I think going back to an apprenticeship model will help. Someone elsewhere has stated that adolescents need to be pushed into the world of work at 14, like they used to. I think that's a good idea - get kids in the world of adults, under adult supervision, as opposed to the rule of teenagers they currently live under. High school is generally wasted time, even for the "smart" kids. I did some internships in the summer, in office environments, and I learned much more from that than from being in class. Have a stint at working in the real world before deciding whether to go to college.

I saw Steve's comments on EconLog and Megan McArdle's place, and I think Steve has a lot of good ideas (or is relaying the good ideas of others) for making life better for Americans not sitting on the right tail. But the state of education for those right-tail people is also crap. I say abolish high school entirely.

Anonymous said...

Interesting discussion on IQ. I just noticed this interview with soon to be ex-UCLA football coach Karl Dorell. He indicates that he received an 850/1200 on the SAT. Perhaps I am mistaken but I thought that the SAT, at least since the 1960s, was graded on a 1600 point scale (800 Math, 800 Verbal).

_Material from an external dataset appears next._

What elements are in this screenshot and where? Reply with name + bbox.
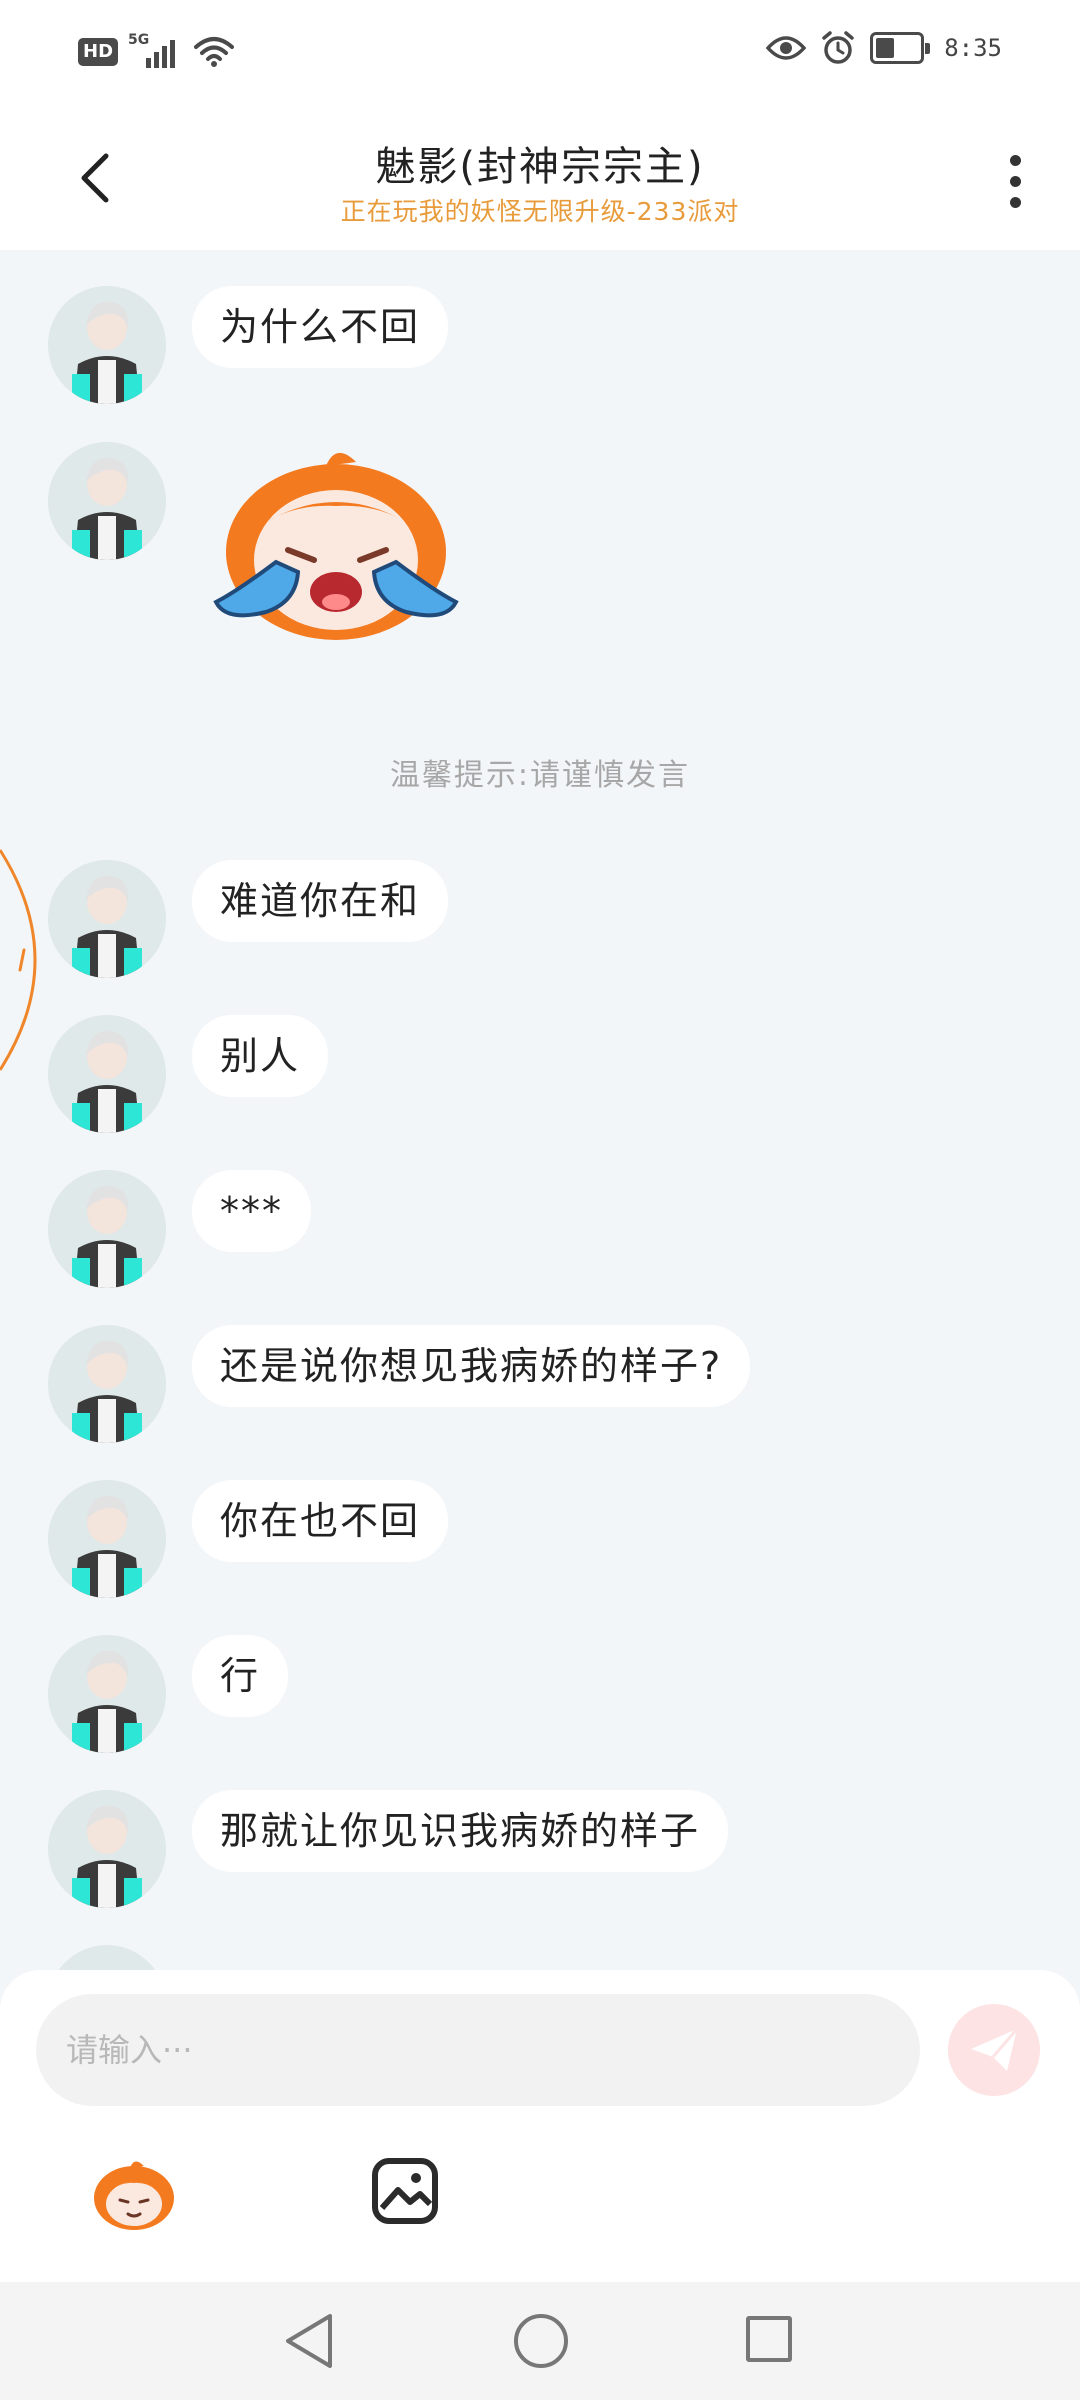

See George Bush's SAT score of 1206: http://www.cnn.com/2003/ALLPOLITICS/01/20/timep.affirm.action.tm/

KD's score of 850 (early 1980s) might explain some of the difficulties he's had coaching at UCLA. An SAT score of 850 corresponds to an IQ of 91, which, as Steve has pointed out, is 9 points below the average of ALL people in the US : http://www.iqcomparisonsite.com/oldSATIQ.aspx

This guy may be in way over his head. His IQ is lower than that of the average HIGH SCHOOL grad.

According to the article some of his football players are reading on the 5th grade level. Wow - I did not realize the extent to which major universities have allowed football/basketball to destroy their academic standards.

Steve Sailer said...

I think an 850 in the old (pre-1995) days would have been a little above the national average (if you include people who didn't take the SAT because they weren't going to college).

Yes, Dorrell has been a frustrating coach, but he just might beat USC on Saturday and save his job. He's done it before.

Anonymous said...

Gottfredson, from this brief example, is an excellent polemicist. We could all learn a lot by studying her writing: not only the style, but also the logical sequence of her argument.

Anonymous said...

John Ray mentions the latest round of debate between Murray and Flynn. He says Flynn is still relying heavily on the Eyferth study. Anyone familiar with the ASVAB and its purpose can tell you why that might be a problem.